The biggest issues with it as-is, are: 1) some heat loss. If you are going to super high performance, you will notice the difference. For a PGH, probably not. 2) There is some potential for warm, humid interior air to condense on top of the slab, under the threshold in winter. But in Utah, the air is pretty darn dry and in winter, the interiors are even drier. So unless you have some reason that the interior air will be particularly damp in winter, this is probably not an issue for you.
Condensation is not a problem in winter. My current home is slab on grade with no insulation for the concrete and it has no issues.
Would that 8” concrete lip break off of we did a 2” saw cut and used a can of spray foam in the 2” gap we cut?
Matt,
Is this a garage?
No, it is a walkout basement. I just added a photo that shows what it was like before we added the slab. I want to fix it but maybe it is more headache than it is worth. My contractor has not got back to me with his perspective yet. I suspect he will recommend letting it go.
Matt,
I was just confused because it is rare to see a slab extending out between the stem-walls. If you decide to fix it, it's probably easier to remove that chunk of slab (saw cut or just jack hammer), continue the insulation, then re-pour the sill with several anchor bolts to keep it in place. It may well be more of a headache than it is worth to do.
Thanks for the reply. There is about 200 linear ft of basement wall and this 4ft represents 2% of my wall missing insulation. I will have to see if the contractor has any ideas.
Malcolm,
I'm sure this is obvious, but not being very familiar with slab on grade foundations , how would this usually be done for houses with SOG with stem walls? Slab poured even to the top of the stem wall?

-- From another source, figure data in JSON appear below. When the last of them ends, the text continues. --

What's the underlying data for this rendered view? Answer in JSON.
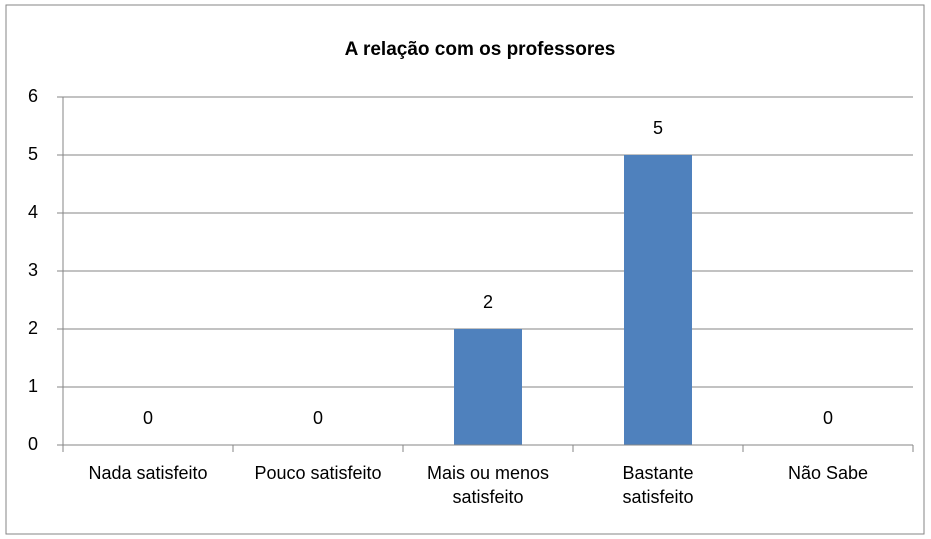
{
  "chart_data": {
    "type": "bar",
    "title": "A relação com os professores",
    "categories": [
      "Nada satisfeito",
      "Pouco satisfeito",
      "Mais ou menos satisfeito",
      "Bastante satisfeito",
      "Não Sabe"
    ],
    "values": [
      0,
      0,
      2,
      5,
      0
    ],
    "color": "#4f81bd",
    "ylim": [
      0,
      6
    ],
    "yticks": [
      0,
      1,
      2,
      3,
      4,
      5,
      6
    ],
    "grid": true
  }
}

And why is it done differently for garages? Just to keep the garage slab close to grade for vehicle entry? (I ask partly because I wonder if building a gravel/paved ramp up into the garage wouldn't oftentimes be better than having a low slab in relation to grade. To better protect against water intrusion and flooding.)
maine-tyler,
There area few variations, mainly different ways to deal with the joint between the stem-walls and slab, but yes, they are almost invariably the same height.
https://www.greenbuildingadvisor.com/article/insulating-raised-slab
I agree: the way slabs on garages are dealt with at the doors is ripe for a re-think. They are very difficult to insulate, and the transition between the usual 6" to 8" space between the top of the stem walls to grade, and the flush entry slab, is pretty awkward. I hope someone re-imagines it.
Malcolm, do you have any pics you can share? This article is locked.
lance p,
Malcolm, do you have any pics to share?
Tyler, garage slabs extend to the exterior so there is not a vertical joint in the floor which would trap water and debris, and direct water under the slab. It's also hard to get the top of a concrete wall nearly as smooth or uniform as when troweling a monolithic floor slab. It takes extra effort to form the opening for a slab that extends to the exterior; it's faster and cheaper to pour the slab more or less flush with the top of wall. Since it's extra work anyway, I like to make the slab edge thick at the door; 8-12" vs. 4-5" for the rest of the slab. It's stronger and you can connect the slab to the wall with rebar so frost doesn't separate them.
I agree with Malcolm that this is an area that needs improvement. I have thought about it a lot, with no great solutions other than to not heat garages, which seems to be a losing battle. Any solution would have to include re-thinking the overhead door system as well.